Child custody evaluations can be expensive, costing up to $10,000. The court will make a makes the determination of how the cost of the child custody evaluation is to be paid. This is usually based on a comparison of the parents’ respective incomes.

Outpatient Counseling

The court has the power to make the parents and children participate in outpatient counseling with a licensed mental health professional or a substance abuse center. However, before the court makes a counseling order, it must find that the child custody/visitation dispute poses a substantial danger to the best interests of the child and that counseling is in the child’s best interests. In determining if there is a threat to the child’s welfare, the court is required to determine if there has been any domestic violence within the past five years. Any such counseling cannot last more than one year.
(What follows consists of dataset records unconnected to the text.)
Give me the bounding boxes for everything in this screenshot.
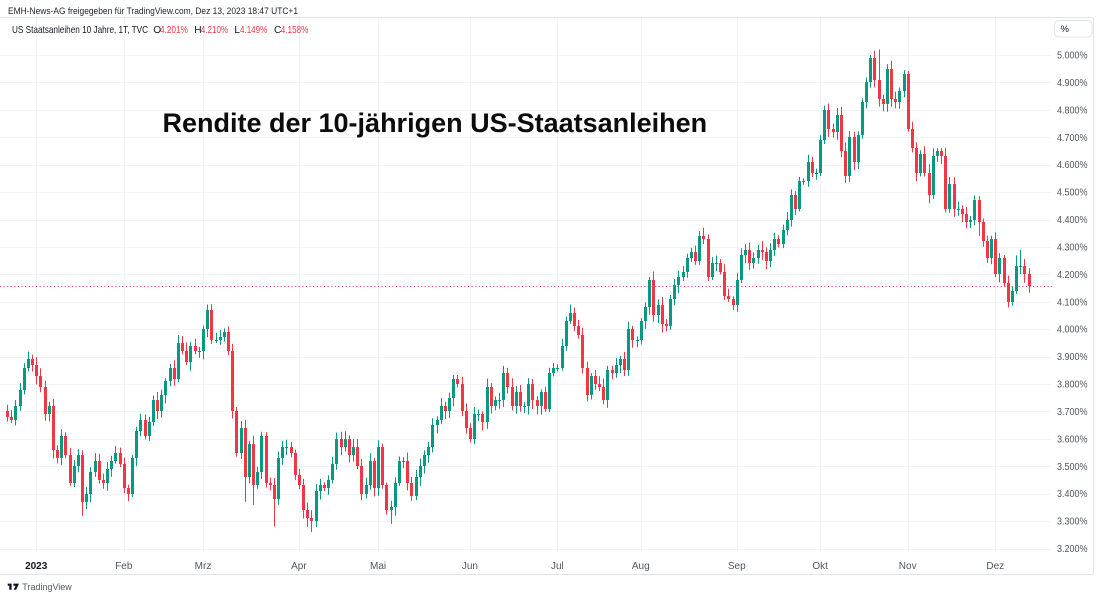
svg-text:C: C <box>274 25 281 36</box>
svg-text:4.600%: 4.600% <box>1057 160 1088 171</box>
svg-text:3.200%: 3.200% <box>1057 544 1088 555</box>
svg-text:Rendite der 10-jährigen US-Sta: Rendite der 10-jährigen US-Staatsanleihe… <box>163 108 708 138</box>
svg-text:4.700%: 4.700% <box>1057 133 1088 144</box>
svg-text:Feb: Feb <box>115 561 133 572</box>
svg-text:Apr: Apr <box>291 561 307 572</box>
svg-text:%: % <box>1061 24 1070 35</box>
svg-text:Nov: Nov <box>899 561 917 572</box>
svg-text:Mrz: Mrz <box>195 561 212 572</box>
svg-text:3.500%: 3.500% <box>1057 462 1088 473</box>
svg-text:L: L <box>234 25 240 36</box>
svg-text:4.300%: 4.300% <box>1057 242 1088 253</box>
svg-text:Sep: Sep <box>728 561 746 572</box>
svg-text:EMH-News-AG freigegeben für Tr: EMH-News-AG freigegeben für TradingView.… <box>8 6 298 17</box>
svg-text:3.400%: 3.400% <box>1057 489 1088 500</box>
svg-text:Okt: Okt <box>812 561 828 572</box>
svg-text:4.500%: 4.500% <box>1057 188 1088 199</box>
svg-text:Jul: Jul <box>551 561 564 572</box>
svg-text:4.400%: 4.400% <box>1057 215 1088 226</box>
svg-text:Dez: Dez <box>986 561 1004 572</box>
svg-text:4.149%: 4.149% <box>240 25 267 36</box>
svg-text:O: O <box>153 25 161 36</box>
svg-text:4.200%: 4.200% <box>1057 270 1088 281</box>
svg-text:3.600%: 3.600% <box>1057 434 1088 445</box>
svg-text:3.800%: 3.800% <box>1057 380 1088 391</box>
svg-text:5.000%: 5.000% <box>1057 51 1088 62</box>
svg-text:Jun: Jun <box>462 561 478 572</box>
svg-text:US Staatsanleihen 10 Jahre, 1T: US Staatsanleihen 10 Jahre, 1T, TVC <box>12 25 148 36</box>
svg-text:TradingView: TradingView <box>22 582 72 592</box>
svg-text:4.800%: 4.800% <box>1057 105 1088 116</box>
svg-text:4.000%: 4.000% <box>1057 325 1088 336</box>
svg-text:Mai: Mai <box>370 561 386 572</box>
svg-text:3.700%: 3.700% <box>1057 407 1088 418</box>
svg-text:H: H <box>194 25 201 36</box>
svg-text:2023: 2023 <box>25 561 48 572</box>
svg-text:3.900%: 3.900% <box>1057 352 1088 363</box>
svg-text:4.201%: 4.201% <box>160 25 188 36</box>
svg-text:4.100%: 4.100% <box>1057 297 1088 308</box>
svg-text:4.900%: 4.900% <box>1057 78 1088 89</box>
svg-text:4.210%: 4.210% <box>201 25 229 36</box>
svg-text:3.300%: 3.300% <box>1057 517 1088 528</box>
svg-text:4.158%: 4.158% <box>281 25 309 36</box>
svg-text:Aug: Aug <box>632 561 650 572</box>
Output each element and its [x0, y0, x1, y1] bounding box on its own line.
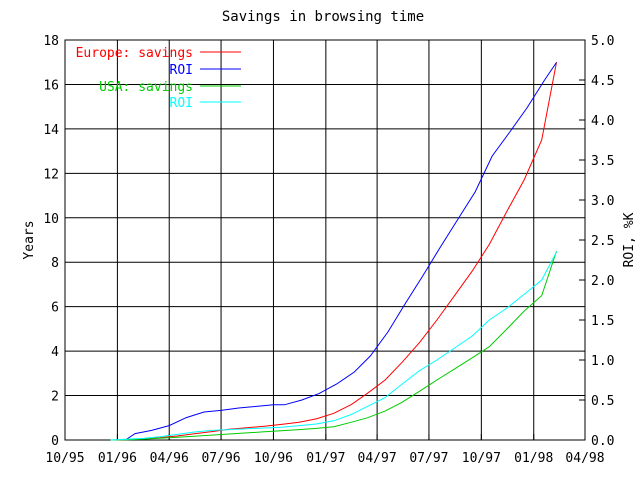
- y2-tick-label: 3.5: [591, 154, 614, 169]
- y2-tick-label: 0.0: [591, 434, 614, 449]
- x-tick-label: 01/97: [306, 451, 345, 466]
- y-tick-label: 16: [43, 78, 59, 93]
- series-lines: [110, 62, 557, 441]
- x-tick-label: 01/96: [98, 451, 137, 466]
- x-tick-label: 04/98: [565, 451, 604, 466]
- y-tick-label: 18: [43, 34, 59, 49]
- series-line-1: [110, 62, 557, 441]
- y2-tick-label: 0.5: [591, 394, 614, 409]
- chart-title: Savings in browsing time: [222, 9, 424, 25]
- series-line-2: [125, 62, 557, 441]
- y-tick-label: 10: [43, 212, 59, 227]
- x-tick-label: 10/97: [462, 451, 501, 466]
- x-tick-label: 04/97: [358, 451, 397, 466]
- x-tick-label: 07/96: [201, 451, 240, 466]
- y2-tick-label: 2.5: [591, 234, 614, 249]
- x-tick-label: 01/98: [514, 451, 553, 466]
- y-tick-label: 8: [51, 256, 59, 271]
- y-tick-label: 6: [51, 301, 59, 316]
- y-tick-label: 4: [51, 345, 59, 360]
- y2-tick-label: 2.0: [591, 274, 614, 289]
- legend-label-4: ROI: [170, 96, 193, 111]
- x-tick-label: 10/96: [254, 451, 293, 466]
- y2-tick-label: 5.0: [591, 34, 614, 49]
- grid: [64, 39, 586, 441]
- y-tick-label: 2: [51, 390, 59, 405]
- series-line-4: [110, 251, 557, 441]
- x-tick-label: 07/97: [409, 451, 448, 466]
- y2-tick-label: 4.0: [591, 114, 614, 129]
- y-tick-label: 14: [43, 123, 59, 138]
- tick-labels: 10/95 01/96 04/96 07/96 10/96 01/97 04/97 07/97…: [43, 34, 614, 466]
- x-tick-label: 04/96: [150, 451, 189, 466]
- x-tick-label: 10/95: [45, 451, 84, 466]
- y2-tick-label: 4.5: [591, 74, 614, 89]
- y-tick-label: 0: [51, 434, 59, 449]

Appointment Of Minor’s Counsel

The Family Code authorizes the court to appoint an attorney to represent a minor child in a child custody/visitation matter. California Court Rule number 5240 provides that in determining if an attorney should be appointed for a minor child the court is required to consider the following:

  1. The issues of child custody and visitation are highly contested or protracted
  2. The child is subjected to stress as a result of the dispute that might be alleviated by the intervention of counsel representing the child
  3. Counsel representing the child would be likely to provide the court with relevant information not otherwise readily available or likely to be presented
  4. The dispute involves allegations of physical, emotional, or sexual abuse or neglect of the child
  5. It appears that one or both parents are incapable of providing a stable, safe and secure environment
  6. Counsel is available for appointment who is knowledgeable about the issues being raised regarding the child in the proceeding
  7. The best interest of the child appears to require independent representation
  8. If there are two or more children, any child would require separate counsel to avoid a conflict of interest

As is the case with the child custody evaluations, the Court will also decide how the cost of the minor’s counsel is to be shared by the parents. Where the parents cannot afford to contribute to the cost of the minor’s counsel, the Court can order the county to pay for these services.